Lisa Su, Chairman and Chief Executive Officer of Advanced Micro Devices Inc. (AMD), during the 2026 CES event on Monday, January 5, 2026 in Las Vegas, Nevada, USA.
Bridget Bennett Bloomberg | Getty Images
Advanced Micro Devices on Tuesday reported better-than-expected first-quarter results, and the company also beat expectations for revenue as demand for chips that power artificial intelligence workloads soars.
Shares rose about 5% in extended trading.
Here are the chipmaker’s earnings and LSEG’s consensus forecast for the quarter ended March:
EPS: $1.37 vs. adjusted forecast $1.29 Revenue: $10.25 billion vs. $9.89 billion forecast
Revenue increased 38% from $7.44 billion in the same period last year, the company said in a release Tuesday. Data center sales increased 57% to $5.8 billion from $3.67 billion in the same period last year.
AMD said it expects second-quarter revenue to be about $11.2 billion, compared to the expected $10.52 billion, according to LSEG.
AMD CEO Lisa Su said in a statement that the data center division is now “a key driver of our revenue and profit growth.”
“Looking to the future, we expect server growth to accelerate significantly as we expand supply to match demand,” Su said.
Net income for the quarter was $1.38 billion, or 84 cents per share, up from $709 million, or 44 cents per share, in the year-ago period.
AMD stock has more than tripled in the past year and is up 66% so far in 2026. Although the company lags far behind its rivals, Nvidia In the market for graphics processing units (GPUs) that power AI data centers, investors have recently poured money into AMD stock with optimism that the opportunity is big enough for multiple players.
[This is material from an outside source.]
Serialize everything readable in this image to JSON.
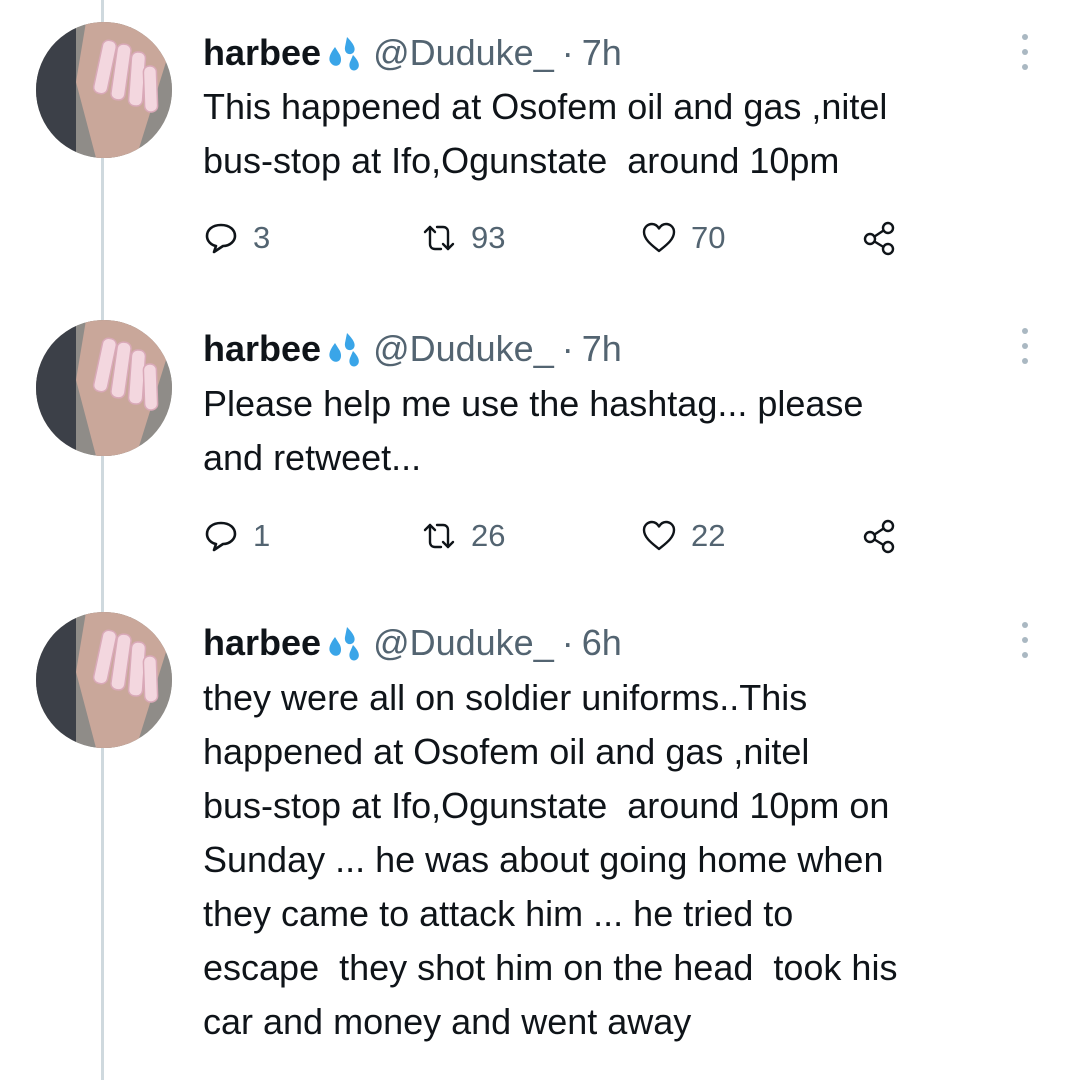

Unlike Nvidia, AMD has been a leading manufacturer of central processing units (CPUs) for many years, and CPUs are experiencing a major resurgence as computing needs change with agentic AI. AMD stock soared last week after AMD and Intel announced they were partnering on a new instruction set for x86 CPUs. This new feature, called AI Compute Extensions, aims to improve performance and energy efficiency by increasing compute density by 16x.
The chip industry is facing a global memory shortage due to insatiable demand for AI, capacity constraints in both manufacturing and advanced packaging, and supply chain challenges from the Iran war.
All of this contributes to the excitement surrounding many semiconductor names. Intel just had its best month ever in April, with its stock more than doubling as the company reported first-quarter results that beat analyst expectations. Memory manufacturer stock prices micron It’s up more than 700% in the past year, giving the company a market capitalization of more than $700 billion.
In addition to CPUs and GPUs, AMD will ship Helios, its first full rack-scale system for AI data centers, later this year. It aims to rival Nvidia’s Grace Blackwell and Vera Rubin systems, which sell for more than $3 million.
OpenAI and meta Companies have already signed up to ship Helios, making AMD’s system a viable second choice for AI giants and hyperscalers desperate to secure enough compute.